I will talk about a natural framework for simulation-based optimization and control of Markov decision process (MDP) models. The idea is very simple: Replace the Bellman operator by its 'empirical' variant wherein Expectation is replaced by a sample average approximation. This leads to a random Bellman operator in the dynamic programming equations. We introduce several notions of probabilistic fixed points of such random operators, and show their asymptotic equivalence. We establish convergence of empirical Value and Policy Iteration algorithms by a stochastic dominance argument. The mathematical technique introduced is useful for analyzing other iterated random operators (than just the empirical Bellman operator), and may also be useful in analyzing other algorithms for stochastic optimization. The idea can be generalized to asynchronous dynamic programming, and is also useful for computing equilibria of zero-sum stochastic games. Preliminary numerical results show better convergence rate and runtime performance than stochastic approximation/reinforcement learning, or any other commonly used schemes. I will end by talking about Empirical Q-Value Iteration (EQVI), an alternative method for reinforcement learning (RL) with better performance in practice than popular RL algorithms.
This is joint work with Dileep Kalathil, William Haskell and Vivek Borkar.

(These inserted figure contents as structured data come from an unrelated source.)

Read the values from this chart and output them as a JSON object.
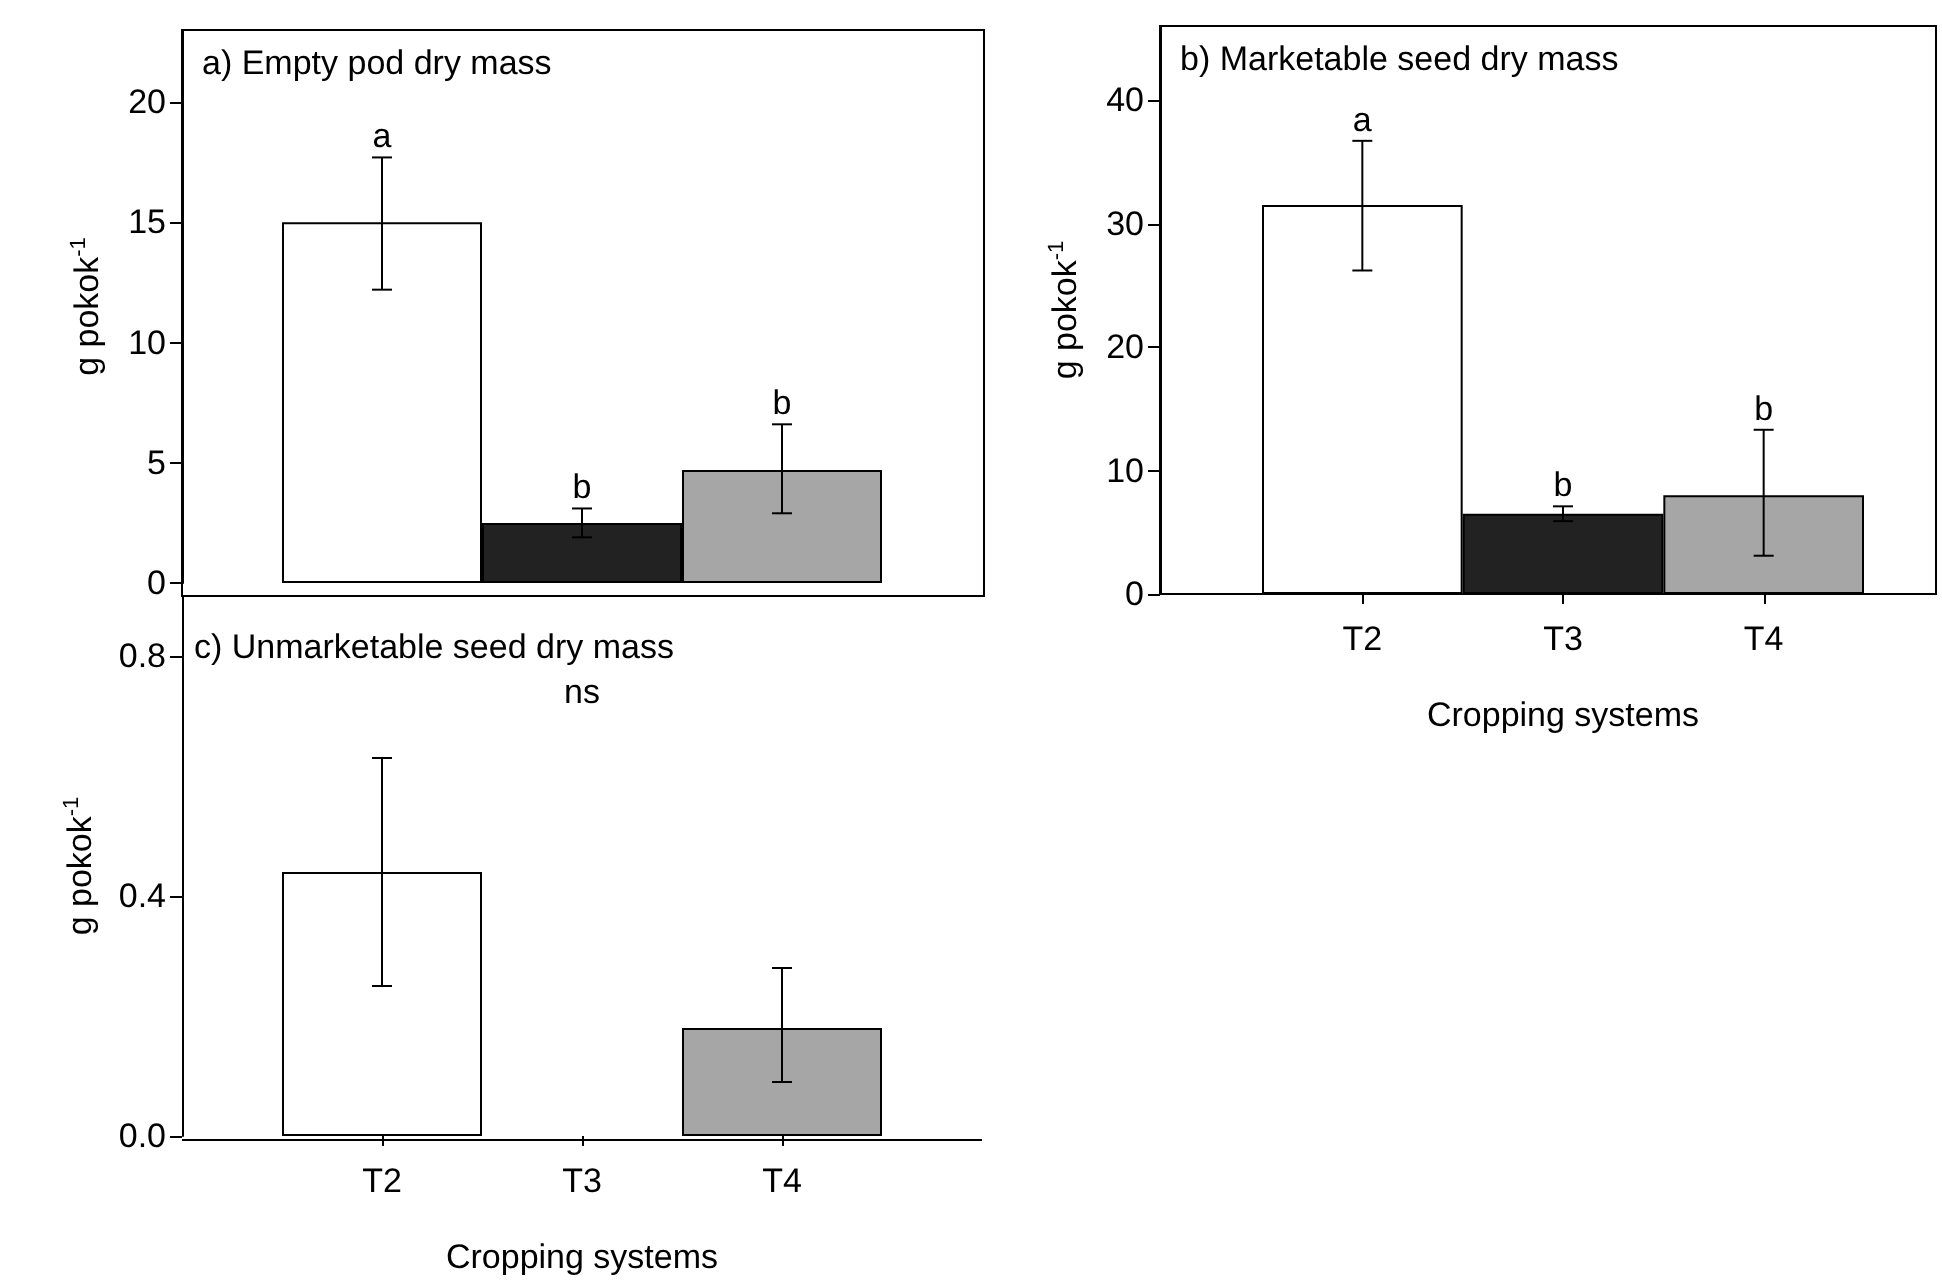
{
  "chart_data": [
    {
      "type": "bar",
      "title": "a) Empty pod dry mass",
      "ylabel": "g pokok$^{-1}$",
      "categories": [
        "T2",
        "T3",
        "T4"
      ],
      "values": [
        15.0,
        2.5,
        4.7
      ],
      "colors": [
        "#ffffff",
        "#222222",
        "#a6a6a6"
      ],
      "errors": [
        [
          12.2,
          17.7
        ],
        0.6,
        [
          2.9,
          6.6
        ]
      ],
      "ylim": [
        0,
        23
      ],
      "yticks": [
        0,
        5,
        10,
        15,
        20
      ],
      "tick_labels": "y",
      "annotations": [
        {
          "text": "a",
          "x": "T2",
          "y": 17.7
        },
        {
          "text": "b",
          "x": "T3",
          "y": 3.1
        },
        {
          "text": "b",
          "x": "T4",
          "y": 6.6
        }
      ]
    },
    {
      "type": "bar",
      "title": "b) Marketable seed dry mass",
      "ylabel": "g pokok$^{-1}$",
      "xlabel": "Cropping systems",
      "categories": [
        "T2",
        "T3",
        "T4"
      ],
      "values": [
        31.5,
        6.5,
        8.0
      ],
      "colors": [
        "#ffffff",
        "#222222",
        "#a6a6a6"
      ],
      "errors": [
        [
          26.2,
          36.7
        ],
        0.6,
        [
          3.1,
          13.3
        ]
      ],
      "ylim": [
        0,
        46
      ],
      "yticks": [
        0,
        10,
        20,
        30,
        40
      ],
      "annotations": [
        {
          "text": "a",
          "x": "T2",
          "y": 36.7
        },
        {
          "text": "b",
          "x": "T3",
          "y": 7.1
        },
        {
          "text": "b",
          "x": "T4",
          "y": 13.3
        }
      ]
    },
    {
      "type": "bar",
      "title": "c) Unmarketable seed dry mass",
      "ylabel": "g pokok$^{-1}$",
      "xlabel": "Cropping systems",
      "categories": [
        "T2",
        "T3",
        "T4"
      ],
      "values": [
        0.44,
        0,
        0.18
      ],
      "colors": [
        "#ffffff",
        "#222222",
        "#a6a6a6"
      ],
      "errors": [
        [
          0.25,
          0.63
        ],
        null,
        [
          0.09,
          0.28
        ]
      ],
      "ylim": [
        0,
        0.9
      ],
      "yticks": [
        {
          "value": 0,
          "label": "0.0"
        },
        0.4,
        0.8
      ],
      "annotations": [
        "ns"
      ]
    }
  ]
}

Rahul Jain is the K. C. Dahlberg Early Career Chair and an Associate Professor in EE, and by courtesy in CS & ISE Departments at the University of Southern California, Los Angeles, CA. He received his B.Tech from IIT Kanpur, and an MA in Statistics and a PhD in EECS from the University of California, Berkeley. Prior to joining USC in Fall 2008, he was at the IBM T J Watson Research Center, Yorktown Heights, NY. He is a recipient of the NSF CAREER award in 2010, the ONR Young Investigator award in 2012, an IBM Faculty award in 2010, the James H. Zumberge Faculty Research and Innovation Award in 2009. His main interests are in stochastic models, statistical learning and game theory. Of late, he has also been working on statistical learning, risk-aware stochastic optimization, queueing theory and power system economics.